We’ve all got a choice to make, and in not choosing you’re still choosing.

We’ve all got a purpose, a calling to heed. If we think God needs us we’re wrong, but He wants us. Oh does He want us!

There is always this thing we’re trying to do that I’m convinced drives God batty. Compromise.

No matter how you spin it; God detests it. Just look at Jehoshaphat.

Jehoshaphat had to choose what his relationship with evil King Ahab would be. And we’ve all got to choose what our relationship with the world will be.

Like a lot of Christians, Jehoshaphat chose compromise. We can say what we want, but it boils down to being easier. Living a life all in, can leave you feeling left out.

Maybe his motive was political or maybe social. Maybe he justified it as a righteous thing to restore Israel. Maybe he even hoped to reunite Israel and Judah.

We commonly sacrifice truth and righteousness for the sake of being “socially appropriate”.

Whatever his or our justification for the choice of compromise, it doesn’t fly with God.

It doesn’t appear that this relationship between righteous Jehoshaphat and evil Ahab developed overnight. No, it was one compromise after another. Let’s be friends. How about my daughter marry your son? Come to dinner. Next thing you know this social call has him in front of 400 false prophets who are telling him to go to war with the evil King.

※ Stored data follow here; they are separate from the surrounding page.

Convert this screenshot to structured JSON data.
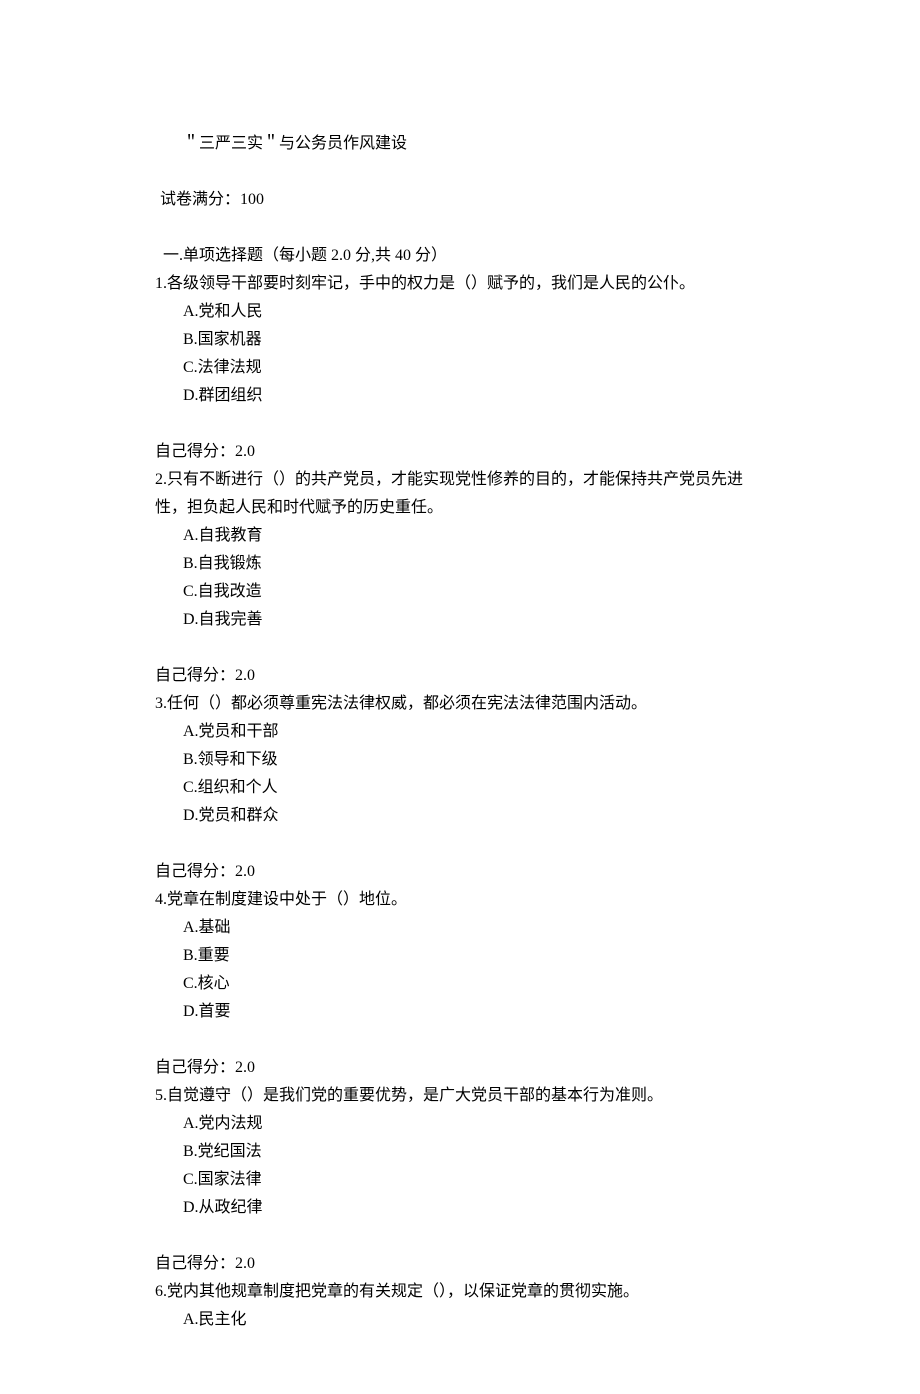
{
  "title": "＂三严三实＂与公务员作风建设",
  "fullscore_label": "试卷满分：100",
  "section_heading": "一.单项选择题（每小题 2.0 分,共 40 分）",
  "score_label": "自己得分：2.0",
  "questions": [
    {
      "num": "1.",
      "text": "各级领导干部要时刻牢记，手中的权力是（）赋予的，我们是人民的公仆。",
      "options": {
        "a": "A.党和人民",
        "b": "B.国家机器",
        "c": "C.法律法规",
        "d": "D.群团组织"
      }
    },
    {
      "num": "2.",
      "text": "只有不断进行（）的共产党员，才能实现党性修养的目的，才能保持共产党员先进性，担负起人民和时代赋予的历史重任。",
      "options": {
        "a": "A.自我教育",
        "b": "B.自我锻炼",
        "c": "C.自我改造",
        "d": "D.自我完善"
      }
    },
    {
      "num": "3.",
      "text": "任何（）都必须尊重宪法法律权威，都必须在宪法法律范围内活动。",
      "options": {
        "a": "A.党员和干部",
        "b": "B.领导和下级",
        "c": "C.组织和个人",
        "d": "D.党员和群众"
      }
    },
    {
      "num": "4.",
      "text": "党章在制度建设中处于（）地位。",
      "options": {
        "a": "A.基础",
        "b": "B.重要",
        "c": "C.核心",
        "d": "D.首要"
      }
    },
    {
      "num": "5.",
      "text": "自觉遵守（）是我们党的重要优势，是广大党员干部的基本行为准则。",
      "options": {
        "a": "A.党内法规",
        "b": "B.党纪国法",
        "c": "C.国家法律",
        "d": "D.从政纪律"
      }
    },
    {
      "num": "6.",
      "text": "党内其他规章制度把党章的有关规定（），以保证党章的贯彻实施。",
      "options": {
        "a": "A.民主化"
      }
    }
  ]
}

Sure. Jehoshaphat asks to see a real prophet of the Lord, but he doesn’t listen to him, and goes on to war battling for the evil kings cause.

This left Jehoshaphat in a very dangerous situation. I can think of times in my life like that. Maybe not literally surrounded by false prophets, but I’ve found myself way out of the will of God, far from the calling on my life, and wondered how I ever got this far.

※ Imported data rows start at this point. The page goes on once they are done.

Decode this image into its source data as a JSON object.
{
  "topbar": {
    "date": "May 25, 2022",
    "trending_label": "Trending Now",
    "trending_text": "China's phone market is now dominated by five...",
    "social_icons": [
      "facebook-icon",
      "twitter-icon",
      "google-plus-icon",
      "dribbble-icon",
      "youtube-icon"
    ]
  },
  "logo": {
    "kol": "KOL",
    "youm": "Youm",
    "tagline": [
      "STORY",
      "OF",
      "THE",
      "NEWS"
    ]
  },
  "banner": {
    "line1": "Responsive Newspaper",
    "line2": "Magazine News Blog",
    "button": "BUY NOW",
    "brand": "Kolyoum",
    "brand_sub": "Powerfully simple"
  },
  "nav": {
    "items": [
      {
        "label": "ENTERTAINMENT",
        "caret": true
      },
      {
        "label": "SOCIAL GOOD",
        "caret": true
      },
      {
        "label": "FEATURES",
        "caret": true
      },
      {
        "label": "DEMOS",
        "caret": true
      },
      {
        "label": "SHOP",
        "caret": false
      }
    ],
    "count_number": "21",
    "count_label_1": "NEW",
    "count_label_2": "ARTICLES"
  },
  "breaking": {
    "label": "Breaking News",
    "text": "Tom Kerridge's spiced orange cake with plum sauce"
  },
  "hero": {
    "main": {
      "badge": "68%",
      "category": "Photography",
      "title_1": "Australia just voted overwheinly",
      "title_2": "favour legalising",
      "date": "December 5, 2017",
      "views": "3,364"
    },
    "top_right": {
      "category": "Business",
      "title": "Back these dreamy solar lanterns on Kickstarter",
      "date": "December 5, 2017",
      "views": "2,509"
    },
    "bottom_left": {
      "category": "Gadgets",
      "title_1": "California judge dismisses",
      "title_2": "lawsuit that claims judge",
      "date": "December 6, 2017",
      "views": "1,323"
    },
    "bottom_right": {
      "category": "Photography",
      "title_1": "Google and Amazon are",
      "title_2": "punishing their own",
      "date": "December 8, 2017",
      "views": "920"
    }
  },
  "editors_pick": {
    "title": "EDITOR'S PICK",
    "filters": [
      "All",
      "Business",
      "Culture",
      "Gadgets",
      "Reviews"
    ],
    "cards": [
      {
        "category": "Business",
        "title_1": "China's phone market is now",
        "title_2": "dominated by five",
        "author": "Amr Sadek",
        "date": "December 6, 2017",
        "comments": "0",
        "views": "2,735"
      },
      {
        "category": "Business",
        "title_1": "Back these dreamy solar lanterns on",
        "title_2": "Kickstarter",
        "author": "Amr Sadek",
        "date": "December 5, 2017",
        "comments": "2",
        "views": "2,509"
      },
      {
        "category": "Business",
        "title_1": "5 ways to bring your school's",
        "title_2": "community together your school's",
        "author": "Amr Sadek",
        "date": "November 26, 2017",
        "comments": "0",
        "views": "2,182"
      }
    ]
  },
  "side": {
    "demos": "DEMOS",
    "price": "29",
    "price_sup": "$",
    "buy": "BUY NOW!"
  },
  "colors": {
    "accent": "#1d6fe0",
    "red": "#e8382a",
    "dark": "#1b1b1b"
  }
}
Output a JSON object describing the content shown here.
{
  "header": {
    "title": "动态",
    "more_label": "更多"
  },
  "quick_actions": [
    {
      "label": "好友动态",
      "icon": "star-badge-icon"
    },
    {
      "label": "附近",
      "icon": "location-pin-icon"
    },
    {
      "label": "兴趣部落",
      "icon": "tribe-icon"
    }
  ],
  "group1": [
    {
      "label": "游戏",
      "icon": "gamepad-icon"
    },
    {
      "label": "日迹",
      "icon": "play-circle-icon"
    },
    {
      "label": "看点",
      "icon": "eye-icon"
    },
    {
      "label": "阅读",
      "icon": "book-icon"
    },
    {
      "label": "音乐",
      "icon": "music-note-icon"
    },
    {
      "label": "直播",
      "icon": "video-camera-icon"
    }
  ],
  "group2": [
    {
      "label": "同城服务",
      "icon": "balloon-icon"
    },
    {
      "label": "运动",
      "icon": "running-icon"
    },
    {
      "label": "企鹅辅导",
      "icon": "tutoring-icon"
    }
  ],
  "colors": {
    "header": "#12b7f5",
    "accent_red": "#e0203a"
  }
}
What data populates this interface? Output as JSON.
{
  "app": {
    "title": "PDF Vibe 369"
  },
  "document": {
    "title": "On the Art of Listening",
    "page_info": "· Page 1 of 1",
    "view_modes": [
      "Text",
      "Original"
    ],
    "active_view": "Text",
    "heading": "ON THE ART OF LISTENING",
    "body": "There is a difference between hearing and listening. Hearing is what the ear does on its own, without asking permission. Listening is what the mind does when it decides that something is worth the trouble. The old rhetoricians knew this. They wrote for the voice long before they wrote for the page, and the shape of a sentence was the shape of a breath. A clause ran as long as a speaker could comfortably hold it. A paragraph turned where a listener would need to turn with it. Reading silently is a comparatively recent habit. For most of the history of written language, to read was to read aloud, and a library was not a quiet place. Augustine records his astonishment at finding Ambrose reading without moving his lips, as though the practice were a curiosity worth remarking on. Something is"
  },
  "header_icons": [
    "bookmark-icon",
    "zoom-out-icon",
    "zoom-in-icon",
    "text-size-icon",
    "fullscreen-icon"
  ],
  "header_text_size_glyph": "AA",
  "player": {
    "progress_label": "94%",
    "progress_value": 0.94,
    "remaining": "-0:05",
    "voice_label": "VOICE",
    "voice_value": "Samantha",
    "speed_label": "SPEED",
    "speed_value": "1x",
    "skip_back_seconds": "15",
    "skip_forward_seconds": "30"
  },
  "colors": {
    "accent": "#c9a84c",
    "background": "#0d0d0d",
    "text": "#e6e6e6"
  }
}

If the idea of marrying his child into King Ahab and evil Queen Jezebel’s family didn’t give him pause I’d say being encircled by an army with bows drawn who had mistaken him for the evil King would.

31 As soon as the captains of the chariots saw Jehoshaphat, they said, “It is the king of Israel.” So they turned to fight against him. And Jehoshaphat cried out, and the Lord helped him; God drew them away from him. 32 For as soon as the captains of the chariots saw that it was not the king of Israel, they turned back from pursuing him. 2 Chronicles 18:31-32

We can serve God narrowly. We can mostly obey, usually listen, generally do Gods will. The narrow sliver that you reserved may be the narrow escape with your life. It was for Jehosaphat. Who wants a narrow kinda life?

Before we get to thinking being a Christian is opressive. Let’s recall the beginning of the story:

Therefore the LORD established the kingdom in his hand. And all Judah brought tribute to Jehoshaphat, and he had great riches and honor. His heart was courageous in the ways of the LORD. And furthermore, he took the high places and the Asherim out of Judah. 2 Chronicles 17:5-6

This isn’t just an Old Testament story that is now made void by Jesus and his teachings of love and acceptance. Lets jump forward. WAYYY forward; to the last book of the Bible. The end of the story. The final say:

20 But I have this against you, that you tolerate that woman Jezebel, who calls herself a prophetess and is teaching and seducing my servants to practice sexual immorality and to eat food sacrificed to idols. Revelation 2:20

I don’t know about you, but I feel like I am so busy trying to contradict the belief that Christians are hateful and intolerant, trying to be “socially appropriate”, that I have compromised. We can not be hateful, but we must not compromise truth and righteousness. It’s a slow fade.